Vacuum Chamber
Explanation:
A partially inflated balloon is placed in a vacuum chamber. It expands to more than double its initial size as the pressure in the chamber decreases.
Lesson:
Even though we can't see air, we shouldn't think of it as empty space. In fact, it is a gas made up of molecules which are in constant motion. When placed in a container, these molecules exert a force on the container walls.
At first, there's air on the inside of the balloon pushing out and air on the outside of the balloon pushing in. When we remove some of the air from the outside of the balloon, it doesn't push as hard on the balloon but the inside air is still pushing out at full strength. As we remove more and more air, the balloon expands to nearly fill the chamber.

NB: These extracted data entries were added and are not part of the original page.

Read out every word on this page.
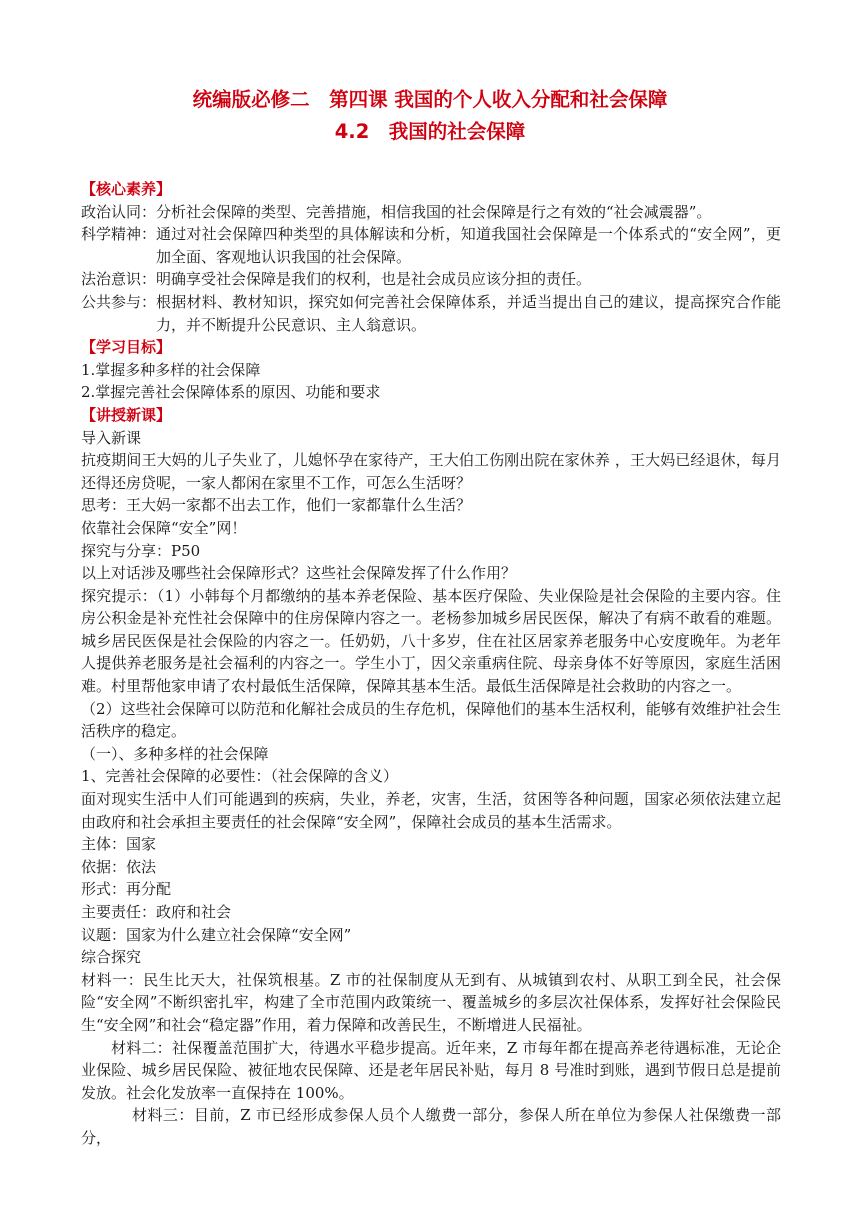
统编版必修二　第四课 我国的个人收入分配和社会保障
4.2　我国的社会保障

【核心素养】

政治认同： 分析社会保障的类型、完善措施，相信我国的社会保障是行之有效的“社会减震器”。
科学精神： 通过对社会保障四种类型的具体解读和分析，知道我国社会保障是一个体系式的“安全网”，更加全面、客观地认识我国的社会保障。
法治意识： 明确享受社会保障是我们的权利，也是社会成员应该分担的责任。
公共参与： 根据材料、教材知识，探究如何完善社会保障体系，并适当提出自己的建议，提高探究合作能力，并不断提升公民意识、主人翁意识。

【学习目标】

1.掌握多种多样的社会保障

2.掌握完善社会保障体系的原因、功能和要求

【讲授新课】

导入新课

抗疫期间王大妈的儿子失业了，儿媳怀孕在家待产，王大伯工伤刚出院在家休养 ，王大妈已经退休，每月还得还房贷呢，一家人都闲在家里不工作，可怎么生活呀？

思考：王大妈一家都不出去工作，他们一家都靠什么生活？

依靠社会保障“安全”网！

探究与分享：P50

以上对话涉及哪些社会保障形式？这些社会保障发挥了什么作用？

探究提示：（1）小韩每个月都缴纳的基本养老保险、基本医疗保险、失业保险是社会保险的主要内容。住房公积金是补充性社会保障中的住房保障内容之一。老杨参加城乡居民医保，解决了有病不敢看的难题。城乡居民医保是社会保险的内容之一。任奶奶，八十多岁，住在社区居家养老服务中心安度晚年。为老年人提供养老服务是社会福利的内容之一。学生小丁，因父亲重病住院、母亲身体不好等原因，家庭生活困难。村里帮他家申请了农村最低生活保障，保障其基本生活。最低生活保障是社会救助的内容之一。

（2）这些社会保障可以防范和化解社会成员的生存危机，保障他们的基本生活权利，能够有效维护社会生活秩序的稳定。

（一）、多种多样的社会保障

1、完善社会保障的必要性：（社会保障的含义）

面对现实生活中人们可能遇到的疾病，失业，养老，灾害，生活，贫困等各种问题，国家必须依法建立起由政府和社会承担主要责任的社会保障“安全网”，保障社会成员的基本生活需求。

主体：国家

依据：依法

形式：再分配

主要责任：政府和社会

议题：国家为什么建立社会保障“安全网”

综合探究

材料一：民生比天大，社保筑根基。Z 市的社保制度从无到有、从城镇到农村、从职工到全民，社会保险“安全网”不断织密扎牢，构建了全市范围内政策统一、覆盖城乡的多层次社保体系，发挥好社会保险民生“安全网”和社会“稳定器”作用，着力保障和改善民生，不断增进人民福祉。

材料二：社保覆盖范围扩大，待遇水平稳步提高。近年来，Z 市每年都在提高养老待遇标准，无论企业保险、城乡居民保险、被征地农民保障、还是老年居民补贴，每月 8 号准时到账，遇到节假日总是提前发放。社会化发放率一直保持在 100%。

材料三：目前，Z 市已经形成参保人员个人缴费一部分，参保人所在单位为参保人社保缴费一部分，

A Marshmallow is a puffed candy that seems to melt in your mouth as you eat it. This is because the sticky, sugary backbone of the treat traps tiny pockets of air on the inside. These pockets of air behave like balloons in the vacuum chamber.
Advanced Lesson:
We are roughly at sea level here in Austin, Texas. So we'll assume the air pressure is one atmosphere (atm) or 760 torr. This amounts to a force of roughly 14.7 lbs pushing on every square inch of your body (and everything else in the room). When I blow up the balloon, it naturally assumes the volume which matches the inside and outside air pressures. Let's assume for a moment that the balloon is a perfect sphere with a 2-inch radius. This gives us a surface area of 16π (SA=4πr2). So, the total force that the inside air exerts on the inside of the balloon is 738.9 lbs (14.7×16πr), which meets the condition of inside/outside pressure balance. If the vacuum pump works to decrease the pressure in the chamber to .5ATM, that's now 370lbs pushing in and still 738 lbs pushing out. To re-equilibrate, the pressure inside must decrease. Using the ideal gas law (PV=nRT), we can see that the volume of the balloon must double (radius increase to 2.52 in). Now, assume the vacuum chamber was as large as this room. The pump is rated to achieve pressure as low as 10 mtorr (.01 torr) or 1/76000 of an atmosphere. What would be the new radius of the balloon, assuming it didn't break?